長岡亮介のよもやま話113「教員の過重勤務」

 皆さんは事情に詳しいかどうかわかりませんが、今いわゆる学校文科省の認定するところの、あるいは指定するところの正規の学校において、小学校・中学校・高等学校、どのレベルにおいても、教員の過重勤務という実態がずっと続いています。これは、今問題になってることではなくて、もうずっとそうなんです。本当にひどいもんだと思うくらい、いわゆる勤務時間以外の残業っていうのが多い。なぜそんなふうになるのか。普通の人はちょっと理解できないと思うんですね。子どもたちが多いから、先生が大変だとか。最近の子どもたちは言うことを聞かないから先生は大変だとか、言う人がいます。しかし、それは根本的に間違ってると思うんですね。私が小学校の頃は1クラスが50人以上でした。中学校も高等学校もそうだったと思います。

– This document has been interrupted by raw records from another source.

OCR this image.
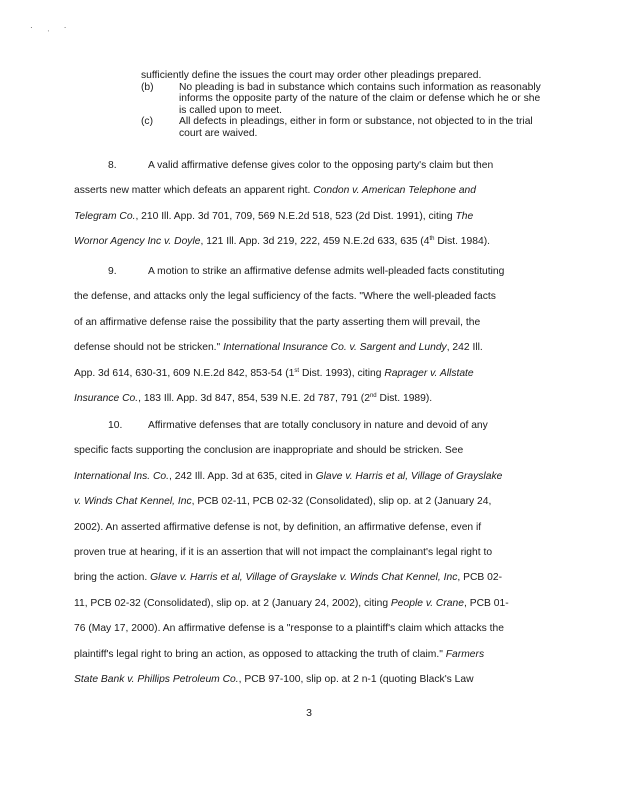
· ˌ ·
sufficiently define the issues the court may order other pleadings prepared.
(b)	No pleading is bad in substance which contains such information as reasonably informs the opposite party of the nature of the claim or defense which he or she is called upon to meet.
(c)	All defects in pleadings, either in form or substance, not objected to in the trial court are waived.
8.	A valid affirmative defense gives color to the opposing party's claim but then
asserts new matter which defeats an apparent right. Condon v. American Telephone and
Telegram Co., 210 Ill. App. 3d 701, 709, 569 N.E.2d 518, 523 (2d Dist. 1991), citing The
Wornor Agency Inc v. Doyle, 121 Ill. App. 3d 219, 222, 459 N.E.2d 633, 635 (4th Dist. 1984).
9.	A motion to strike an affirmative defense admits well-pleaded facts constituting
the defense, and attacks only the legal sufficiency of the facts. "Where the well-pleaded facts
of an affirmative defense raise the possibility that the party asserting them will prevail, the
defense should not be stricken." International Insurance Co. v. Sargent and Lundy, 242 Ill.
App. 3d 614, 630-31, 609 N.E.2d 842, 853-54 (1st Dist. 1993), citing Raprager v. Allstate
Insurance Co., 183 Ill. App. 3d 847, 854, 539 N.E. 2d 787, 791 (2nd Dist. 1989).
10. Affirmative defenses that are totally conclusory in nature and devoid of any
specific facts supporting the conclusion are inappropriate and should be stricken. See
International Ins. Co., 242 Ill. App. 3d at 635, cited in Glave v. Harris et al, Village of Grayslake
v. Winds Chat Kennel, Inc, PCB 02-11, PCB 02-32 (Consolidated), slip op. at 2 (January 24,
2002). An asserted affirmative defense is not, by definition, an affirmative defense, even if
proven true at hearing, if it is an assertion that will not impact the complainant's legal right to
bring the action. Glave v. Harris et al, Village of Grayslake v. Winds Chat Kennel, Inc, PCB 02-
11, PCB 02-32 (Consolidated), slip op. at 2 (January 24, 2002), citing People v. Crane, PCB 01-
76 (May 17, 2000). An affirmative defense is a "response to a plaintiff's claim which attacks the
plaintiff's legal right to bring an action, as opposed to attacking the truth of claim." Farmers
State Bank v. Phillips Petroleum Co., PCB 97-100, slip op. at 2 n-1 (quoting Black's Law
3
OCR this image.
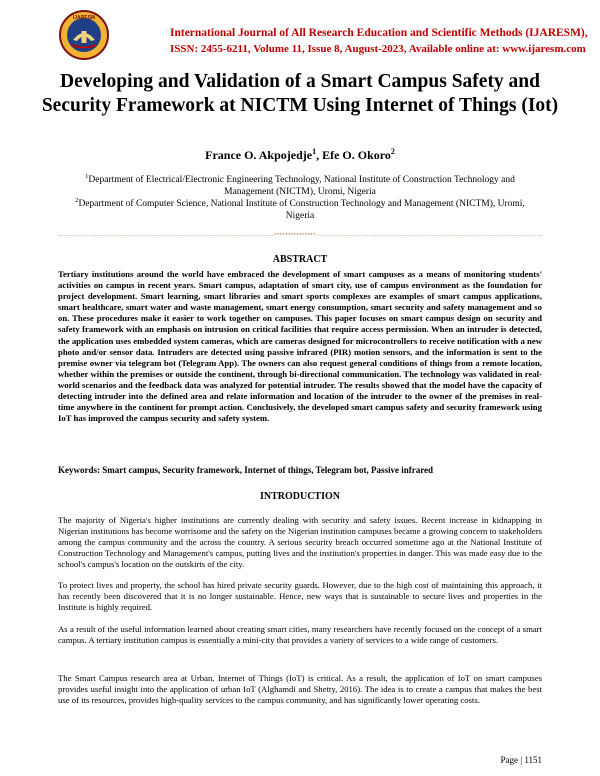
IJARESM
International Journal of All Research Education and Scientific Methods (IJARESM),
ISSN: 2455-6211, Volume 11, Issue 8, August-2023, Available online at: www.ijaresm.com
Developing and Validation of a Smart Campus Safety and Security Framework at NICTM Using Internet of Things (Iot)
France O. Akpojedje$^1$, Efe O. Okoro$^2$
$^1$Department of Electrical/Electronic Engineering Technology, National Institute of Construction Technology and Management (NICTM), Uromi, Nigeria
$^2$Department of Computer Science, National Institute of Construction Technology and Management (NICTM), Uromi, Nigeria
-----------------------------------------------------------------------------***************---------------------------------------------------------------------------------
ABSTRACT
Tertiary institutions around the world have embraced the development of smart campuses as a means of monitoring students' activities on campus in recent years. Smart campus, adaptation of smart city, use of campus environment as the foundation for project development. Smart learning, smart libraries and smart sports complexes are examples of smart campus applications, smart healthcare, smart water and waste management, smart energy consumption, smart security and safety management and so on. These procedures make it easier to work together on campuses. This paper focuses on smart campus design on security and safety framework with an emphasis on intrusion on critical facilities that require access permission. When an intruder is detected, the application uses embedded system cameras, which are cameras designed for microcontrollers to receive notification with a new photo and/or sensor data. Intruders are detected using passive infrared (PIR) motion sensors, and the information is sent to the premise owner via telegram bot (Telegram App). The owners can also request general conditions of things from a remote location, whether within the premises or outside the continent, through bi-directional communication. The technology was validated in real-world scenarios and the feedback data was analyzed for potential intruder. The results showed that the model have the capacity of detecting intruder into the defined area and relate information and location of the intruder to the owner of the premises in real-time anywhere in the continent for prompt action. Conclusively, the developed smart campus safety and security framework using IoT has improved the campus security and safety system.
Keywords: Smart campus, Security framework, Internet of things, Telegram bot, Passive infrared
INTRODUCTION
The majority of Nigeria's higher institutions are currently dealing with security and safety issues. Recent increase in kidnapping in Nigerian institutions has become worrisome and the safety on the Nigerian institution campuses became a growing concern to stakeholders among the campus community and the across the country. A serious security breach occurred sometime ago at the National Institute of Construction Technology and Management's campus, putting lives and the institution's properties in danger. This was made easy due to the school's campus's location on the outskirts of the city.
To protect lives and property, the school has hired private security guards. However, due to the high cost of maintaining this approach, it has recently been discovered that it is no longer sustainable. Hence, new ways that is sustainable to secure lives and properties in the Institute is highly required.
As a result of the useful information learned about creating smart cities, many researchers have recently focused on the concept of a smart campus. A tertiary institution campus is essentially a mini-city that provides a variety of services to a wide range of customers.
The Smart Campus research area at Urban, Internet of Things (IoT) is critical. As a result, the application of IoT on smart campuses provides useful insight into the application of urban IoT (Alghamdi and Shetty, 2016). The idea is to create a campus that makes the best use of its resources, provides high-quality services to the campus community, and has significantly lower operating costs.
Page | 1151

 今考えると、小学校の風景を見ると、閑散としていて、これはまるで外国の公立学校、人気のない公立学校の風景を見るようで、同じ日本であったとは思えないくらい、大きな変化をしています。学級を構成する生徒の数がすごく少ないんですね。すごく少ないと先生の目が行き届きやすくなる。だから、授業も能率よくなり、先生たちの勤務も軽くなると言われるのですが、とんでもありません。むしろ、圧倒的に数の少ない子どもたちに対する、先生たちのケア、指導、心のケアとかよく言いますけど、本当に世話焼き、それに追い回されている。その子どもの世話が先生たちの中心になっているならば、それはそれで、わかりもします。しかしながら、今の学校の先生たちの忙しさ、その大半を占めているのは、授業以外の仕事ですね。一番馬鹿馬鹿しいのは課外活動の付き添いとか、監督とか、そういうものです。課外活動自身がくだらないのではありません。課外活動をやるんだったならば、それは先生たちの仕事ではなく、課外活動やりたい子どもたちが自分たちでチームを作って、親たちが応援してやればいいことで、学校でやる必要は全くないと私は思います。私が子どもの頃、そんな課外活動はありませんでした。今の学校の先生は、土日まで課外活動に駆り出されると聞きます。しかし、もし先生たちが土日まで駆り出されて仕事をする時間がないんだったら、子どもたちは土日まで奪われて、遊ぶ時間も勉強する時間もなくなってしまいますよね。実に馬鹿げたことではないかと私は思います。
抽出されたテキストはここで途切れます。